People walk along the beach in front of a home owned by Mitt Romney, and his wife Ann on Friday, Oct. 11, 2013, in La Jolla, Calif.
People walk along the beach in front of a home owned by Mitt Romney, and his wife Ann on Friday, Oct. 11, 2013, in La Jolla, Calif. Romney has sold the oceanfront mansion — of car elevator fame — for a whopping $23.5 million.
Gregory Bull, Associated Press

Utah Sen. Mitt Romney has sold his oceanfront mansion — of car elevator fame — in La Jolla, California, for a whopping $23.5 million.

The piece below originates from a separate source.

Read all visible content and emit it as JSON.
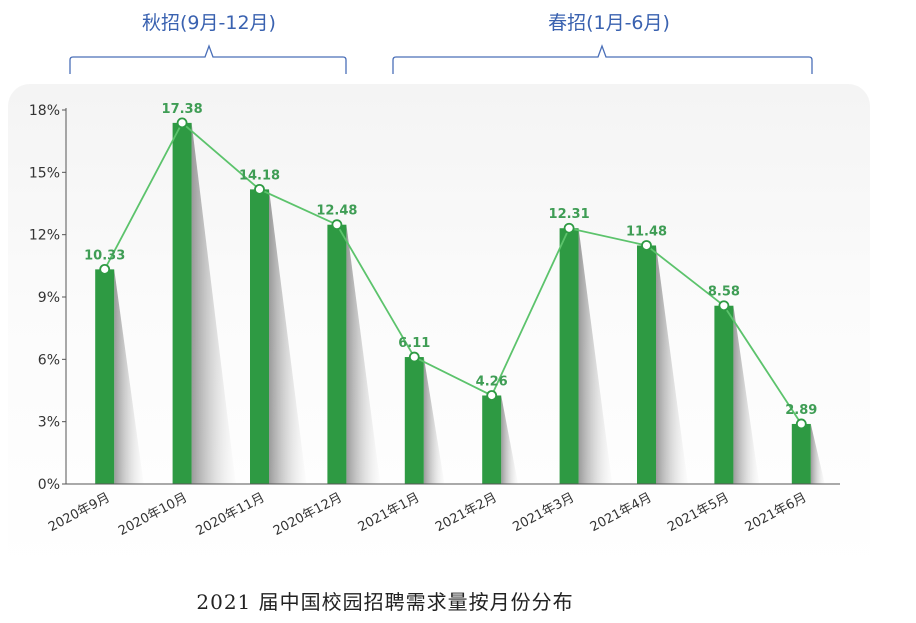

The La Jolla Light reported that Romney, a one-time Republican presidential nominee, completed the sale June 30, according to the San Diego County recorder’s office.

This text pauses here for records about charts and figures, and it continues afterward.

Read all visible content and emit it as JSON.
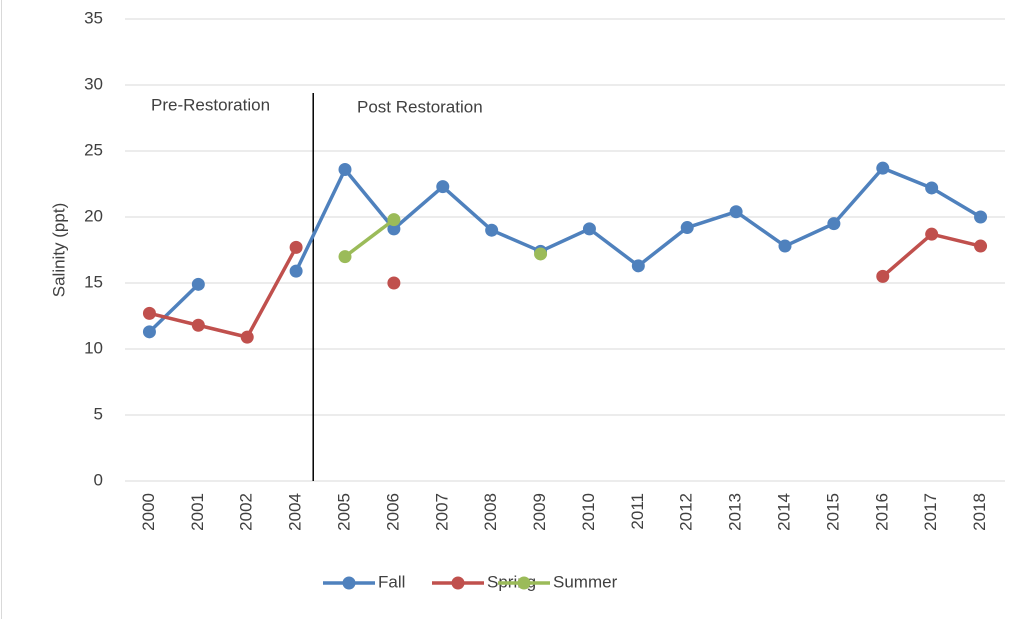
{
  "chart_data": {
    "type": "line",
    "y_axis_label": "Salinity (ppt)",
    "annotations": [
      "Pre-Restoration",
      "Post Restoration"
    ],
    "categories": [
      "2000",
      "2001",
      "2002",
      "2004",
      "2005",
      "2006",
      "2007",
      "2008",
      "2009",
      "2010",
      "2011",
      "2012",
      "2013",
      "2014",
      "2015",
      "2016",
      "2017",
      "2018"
    ],
    "series": [
      {
        "name": "Fall",
        "color": "#4f81bd",
        "values": [
          11.3,
          14.9,
          null,
          15.9,
          23.6,
          19.1,
          22.3,
          19.0,
          17.4,
          19.1,
          16.3,
          19.2,
          20.4,
          17.8,
          19.5,
          23.7,
          22.2,
          20.0
        ]
      },
      {
        "name": "Spring",
        "color": "#c0504d",
        "values": [
          12.7,
          11.8,
          10.9,
          17.7,
          null,
          15.0,
          null,
          null,
          null,
          null,
          null,
          null,
          null,
          null,
          null,
          15.5,
          18.7,
          17.8
        ]
      },
      {
        "name": "Summer",
        "color": "#9bbb59",
        "values": [
          null,
          null,
          null,
          null,
          17.0,
          19.8,
          null,
          null,
          17.2,
          null,
          null,
          null,
          null,
          null,
          null,
          null,
          null,
          null
        ]
      }
    ],
    "ylim": [
      0,
      35
    ],
    "yticks": [
      0,
      5,
      10,
      15,
      20,
      25,
      30,
      35
    ],
    "grid": true,
    "legend": "bottom"
  }
}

Romney and his wife, Ann, bought the property, including a 3,000-square-foot home in 2008 for $12 million. They tore down the house to build an 8,150-square-foot mansion with five bedrooms, six bathrooms and 65 feet of ocean frontage. Romney’s campaign in 2012 said the car elevator was necessary to create a four-car garage to accommodate his many children and grandchildren.

In the 2012 presidential election, the car elevator came under attack by the Barack Obama campaign and its surrogates looking to paint Romney as a megamillionaire out of touch with the concerns of ordinary Americans.

Former Michigan Gov. Jennifer Granholm sharply criticized Romney at the time over his opposition to the auto industry bailout and his personal wealth, saying that in his world “the cars get the elevator, the workers get the shaft.”

The sale price of Romney’s house made it the fifth-most expensive home sale in San Diego County and the third-most expensive for La Jolla, according to the La Jolla Light. Romney revealed the sale in late June during a virtual discussion on infrastructure sponsored by the Salt Lake Chamber.

The Romneys sold the house to William and Marisa Rastetter. Rastetter, a scientist, entrepreneur and venture capitalist, is the chairman of Neurocrine Biosciences.

Romney considered selling the house near the end of its reconstruction. Several neighbors and conservationists opposed the project, saying the design was out of place for La Jolla.